Many tourists initially confuse the old courthouse on Court Street in Appomattox for the one that it replaced more than 120 years ago, and a historical marker is out front to set them straight. It is a handsome brick building with white columns, formal yet approachable in the way we would like our justice to be. The interior looks much the same as it must have looked when court was held here, but the building is now the home of the Appomattox Courthouse Theatre.
I stopped by one evening and took a seat on one of the benches in the back. The cast and crew were trickling in for a dress rehearsal of "The Hobbit," which played to full houses over two weekends in June. Many of the young people were wolfing down dinner, clutching paper bags from Panera Bread and Sheetz and Cook-Out, totems of the world beyond Appomattox. There was a buzz of activity, fueled by caffeine, fries and a shared mission of something larger than any one person.

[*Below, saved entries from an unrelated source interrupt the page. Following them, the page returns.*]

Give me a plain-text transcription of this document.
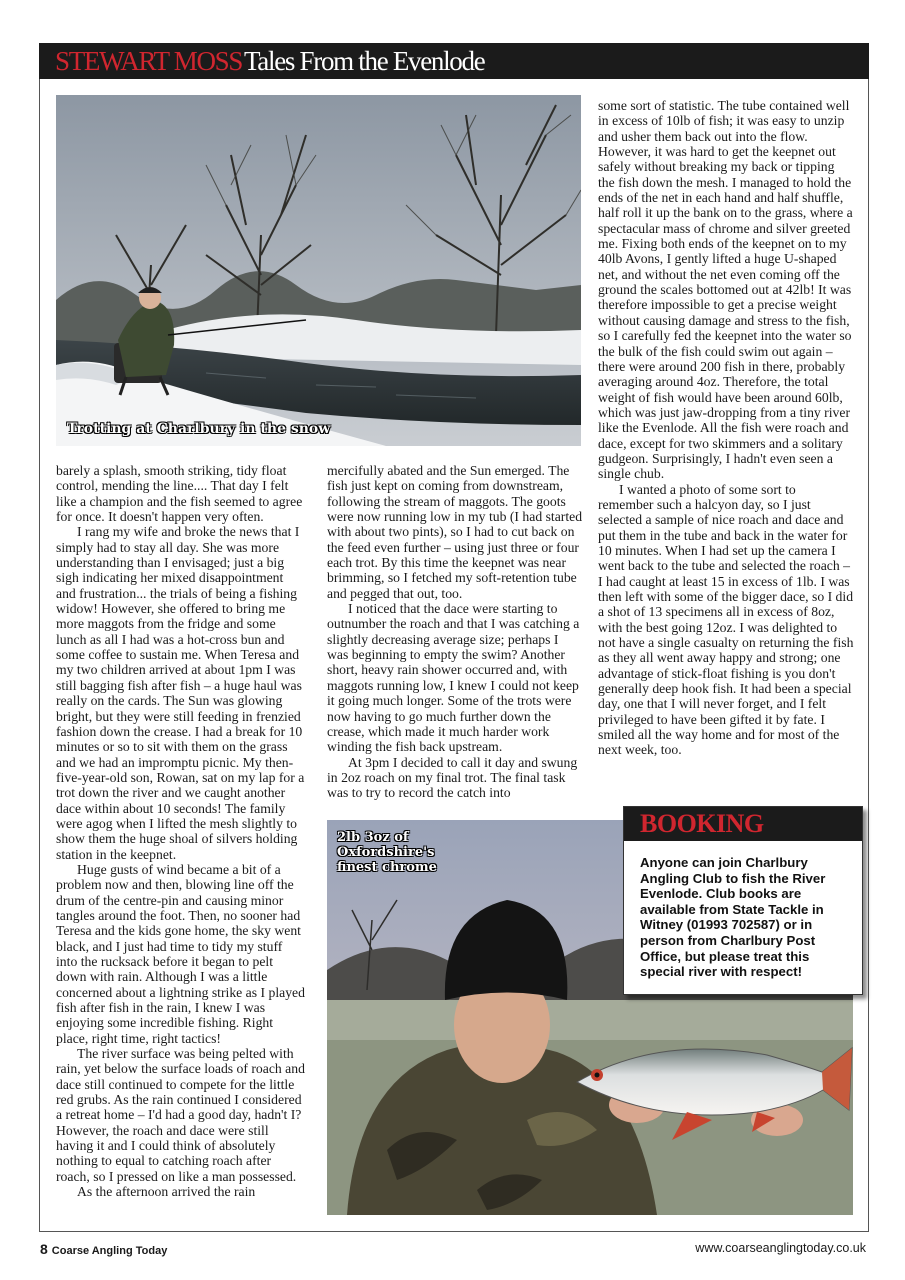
STEWART MOSS Tales From the Evenlode
Trotting at Charlbury in the snow

barely a splash, smooth striking, tidy float control, mending the line.... That day I felt like a champion and the fish seemed to agree for once. It doesn't happen very often.

I rang my wife and broke the news that I simply had to stay all day. She was more understanding than I envisaged; just a big sigh indicating her mixed disappointment and frustration... the trials of being a fishing widow! However, she offered to bring me more maggots from the fridge and some lunch as all I had was a hot-cross bun and some coffee to sustain me. When Teresa and my two children arrived at about 1pm I was still bagging fish after fish – a huge haul was really on the cards. The Sun was glowing bright, but they were still feeding in frenzied fashion down the crease. I had a break for 10 minutes or so to sit with them on the grass and we had an impromptu picnic. My then-five-year-old son, Rowan, sat on my lap for a trot down the river and we caught another dace within about 10 seconds! The family were agog when I lifted the mesh slightly to show them the huge shoal of silvers holding station in the keepnet.

Huge gusts of wind became a bit of a problem now and then, blowing line off the drum of the centre-pin and causing minor tangles around the foot. Then, no sooner had Teresa and the kids gone home, the sky went black, and I just had time to tidy my stuff into the rucksack before it began to pelt down with rain. Although I was a little concerned about a lightning strike as I played fish after fish in the rain, I knew I was enjoying some incredible fishing. Right place, right time, right tactics!

The river surface was being pelted with rain, yet below the surface loads of roach and dace still continued to compete for the little red grubs. As the rain continued I considered a retreat home – I'd had a good day, hadn't I? However, the roach and dace were still having it and I could think of absolutely nothing to equal to catching roach after roach, so I pressed on like a man possessed.

As the afternoon arrived the rain

mercifully abated and the Sun emerged. The fish just kept on coming from downstream, following the stream of maggots. The goots were now running low in my tub (I had started with about two pints), so I had to cut back on the feed even further – using just three or four each trot. By this time the keepnet was near brimming, so I fetched my soft-retention tube and pegged that out, too.

I noticed that the dace were starting to outnumber the roach and that I was catching a slightly decreasing average size; perhaps I was beginning to empty the swim? Another short, heavy rain shower occurred and, with maggots running low, I knew I could not keep it going much longer. Some of the trots were now having to go much further down the crease, which made it much harder work winding the fish back upstream.

At 3pm I decided to call it day and swung in 2oz roach on my final trot. The final task was to try to record the catch into

some sort of statistic. The tube contained well in excess of 10lb of fish; it was easy to unzip and usher them back out into the flow. However, it was hard to get the keepnet out safely without breaking my back or tipping the fish down the mesh. I managed to hold the ends of the net in each hand and half shuffle, half roll it up the bank on to the grass, where a spectacular mass of chrome and silver greeted me. Fixing both ends of the keepnet on to my 40lb Avons, I gently lifted a huge U-shaped net, and without the net even coming off the ground the scales bottomed out at 42lb! It was therefore impossible to get a precise weight without causing damage and stress to the fish, so I carefully fed the keepnet into the water so the bulk of the fish could swim out again – there were around 200 fish in there, probably averaging around 4oz. Therefore, the total weight of fish would have been around 60lb, which was just jaw-dropping from a tiny river like the Evenlode. All the fish were roach and dace, except for two skimmers and a solitary gudgeon. Surprisingly, I hadn't even seen a single chub.

I wanted a photo of some sort to remember such a halcyon day, so I just selected a sample of nice roach and dace and put them in the tube and back in the water for 10 minutes. When I had set up the camera I went back to the tube and selected the roach – I had caught at least 15 in excess of 1lb. I was then left with some of the bigger dace, so I did a shot of 13 specimens all in excess of 8oz, with the best going 12oz. I was delighted to not have a single casualty on returning the fish as they all went away happy and strong; one advantage of stick-float fishing is you don't generally deep hook fish. It had been a special day, one that I will never forget, and I felt privileged to have been gifted it by fate. I smiled all the way home and for most of the next week, too.

2lb 3oz of
Oxfordshire's
finest chrome
BOOKING
Anyone can join Charlbury Angling Club to fish the River Evenlode. Club books are available from State Tackle in Witney (01993 702587) or in person from Charlbury Post Office, but please treat this special river with respect!
8 Coarse Angling Today	www.coarseanglingtoday.co.uk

"The Hobbit" is about a lot of things, but it starts with an essential act of courage, of going on a journey even when the final destination is uncertain. Valerie Daugherty, the director, said the themes — the safety of the shire, the sense of place and the need to confront our fears — are the threads that run through Appomattox. She loves the place and thinks it can thrive again if it embraces change. But she is also a realist. She moved back to Lynchburg two years ago, giving in, with some regret, to the convenience of a bigger city. "Of all the places I lived, I was the most proud to live here," she said.
Ken Otterbourg lives in Winston-Salem, N.C., where he writes frequently about business and politics.